About the class itself, the technical defects were numerous, but the one overarching defect was the gun house mantlets. The Americans quickly discovered that because of mistakes in hull volume calculation, the ships rode lower forward than anticipated. This might not have mattered as Mister Teddy Roosevelt's Navy was used to working their guns wet, but with the Virginias especially, the seawater from waves breaking over the bow washed into the gunhouse and drenched the handling machinery, the guns, and the crews. Again, this was not considered too onerous. However, the superstacked 8 inch guns were found unworkable during the loading cycle for the 12 inch guns, the armored roof of the second story was extremely vulnerable to anything over a 5 inch shell and the too wide barrel embrasures not only allowed too much seawater in, which corroded the working machinery, damaging the hydraulics and electrics, but it also allowed overpressure and back pulse from the muzzle blasts from the guns above when the 8 inchers fired and from the 12 inchers below when the main guns fired.
Hence, this idea was not repeated in American service after the five Virginias were finished. In combat, it was assumed that the superstacked 8 inch battery atop each 12 inch paired gun mount would not be served, thus effectively negating half the 8 inch caliber guns set carried. What puzzles me, though, after USS Kearsage showed why the idea did not work, is why include the useless feature? Instead rework the modified Iowa type gunhouses to correct the two major faults discovered after the USS Kearsage proved the design failure in 1900? This has bothered me as I studied the pre-dreadnought USN history. Here is a partial if not entirely satisfactory answer as to why seven of these mistakes slid down the ways.
The noted US ship constructor, Philip Hitchborn, fought and lost the argument about how the USS Virginia should be laid out and armed with Captain Charles O'Neil, the US Navy's acknowledged best gunnery expert after Admiral Sampson was discredited and before Captain Sims discredited him in turn. The argument, which confused the US Congress, went something like this:
Hichborn: simplification of gun calibers and uniformity of ballistics among the main armaments will allow US battleships to improve their miserable accuracy, which the Spanish American War shows to be appallingly inaccurate. It will also be cheaper to buy ammunition if the USN only has to worry about 4 calibers instead of the current 9. Arm the Virginias and future American battleships with 10 inch BLNRs (breech loading naval rifles) and the new 6 inch quick fire guns.
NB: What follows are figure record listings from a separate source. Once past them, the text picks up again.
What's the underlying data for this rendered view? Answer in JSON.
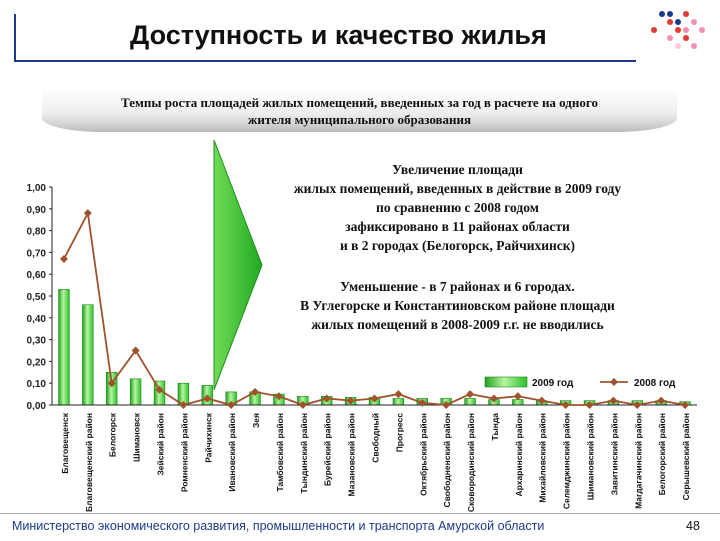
{
  "header": {
    "title": "Доступность и качество жилья"
  },
  "subtitle": {
    "line1": "Темпы роста площадей жилых помещений, введенных за год в расчете на одного",
    "line2": "жителя муниципального образования"
  },
  "notes": {
    "increase": [
      "Увеличение площади",
      "жилых помещений, введенных в действие в 2009 году",
      "по сравнению с 2008 годом",
      "зафиксировано в 11 районах области",
      "и в 2 городах (Белогорск, Райчихинск)"
    ],
    "decrease": [
      "Уменьшение - в 7 районах и 6 городах.",
      "В Углегорске и Константиновском районе площади",
      "жилых помещений в 2008-2009 г.г. не вводились"
    ]
  },
  "chart_data": {
    "type": "bar",
    "categories": [
      "Благовещенск",
      "Благовещенский район",
      "Белогорск",
      "Шимановск",
      "Зейский район",
      "Ромненский район",
      "Райчихинск",
      "Ивановский район",
      "Зея",
      "Тамбовский район",
      "Тындинский район",
      "Бурейский район",
      "Мазановский район",
      "Свободный",
      "Прогресс",
      "Октябрьский район",
      "Свободненский район",
      "Сковородинский район",
      "Тында",
      "Архаринский район",
      "Михайловский район",
      "Селемджинский район",
      "Шимановский район",
      "Завитинский район",
      "Магдагачинский район",
      "Белогорский район",
      "Серышевский район"
    ],
    "series": [
      {
        "name": "2009 год",
        "type": "bar",
        "color": "#33cc33",
        "values": [
          0.53,
          0.46,
          0.15,
          0.12,
          0.11,
          0.1,
          0.09,
          0.06,
          0.06,
          0.05,
          0.04,
          0.04,
          0.035,
          0.035,
          0.03,
          0.03,
          0.03,
          0.03,
          0.025,
          0.025,
          0.02,
          0.02,
          0.02,
          0.02,
          0.02,
          0.02,
          0.015
        ]
      },
      {
        "name": "2008 год",
        "type": "line",
        "color": "#a0522d",
        "values": [
          0.67,
          0.88,
          0.1,
          0.25,
          0.07,
          0.0,
          0.03,
          0.0,
          0.06,
          0.04,
          0.0,
          0.03,
          0.02,
          0.03,
          0.05,
          0.01,
          0.0,
          0.05,
          0.03,
          0.04,
          0.02,
          0.0,
          0.0,
          0.02,
          0.0,
          0.02,
          0.0
        ]
      }
    ],
    "yticks": [
      "1,00",
      "0,90",
      "0,80",
      "0,70",
      "0,60",
      "0,50",
      "0,40",
      "0,30",
      "0,20",
      "0,10",
      "0,00"
    ],
    "ylim": [
      0,
      1.0
    ],
    "grid": false,
    "legend_position": "bottom-right"
  },
  "footer": {
    "ministry": "Министерство экономического развития, промышленности и транспорта Амурской области",
    "page": "48"
  }
}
Virginia should carry eight or ten each 10 inch guns; with 2 as a pair in one gunhouse forward, 2 as a pair in one gun house aft and 2 or 3 as broadside casemate guns. This gives a good battery that can defeat most foreign battleships at the expected battle ranges. A battery of ten 3 pounders in single mounts can stop torpedo boats and a battery of 6 inch QFs will deal with cruisers. The broadside on 13,000 (short) tons displacement will be five 3 pounder RFs, eight 6 inch QFs and six or seven 10 inch BLNRs. Keeping within Congress' mandated displacement and cost requirements is possible with such a design with the added benefit of standardizing the calibers in the line of battle.
O'Neil: The Spanish American War has shown us that the best gun in USN service as far as accuracy, rate of fire and armor penetration for the expected targets to be faced (enemy armored cruisers) is the 8 inch gun. The minimum broadside required is four such guns. Six is preferable. Even battleships are vulnerable to an 8 inch gun at the expected close ranges anticipated. Developing a new 10 inch gun using smokeless powder will delay our battleship production, will do nothing to standardize calibers which will go to 10 types instead of the current 9 and cannot be mounted en casemate as the gun barrels are too long and the gun truck is too heavy (wider ship than American drydocks can take). Furthermore, the ship to take Hichborn's recommended six barrel broadside, because of the three centerline gunhouses actually needed, will be over 550 feet long, exceed 17,000 short tons displacement to carry the 10 inches of Krupp CA steel citadel belt required and will be too long for existing drydocks, too. It will also cost too much to build.
O'Neil won that argument. Congress said build it his way. The Kearsage design was "modernized" and duplicated with the disastrous results noted above.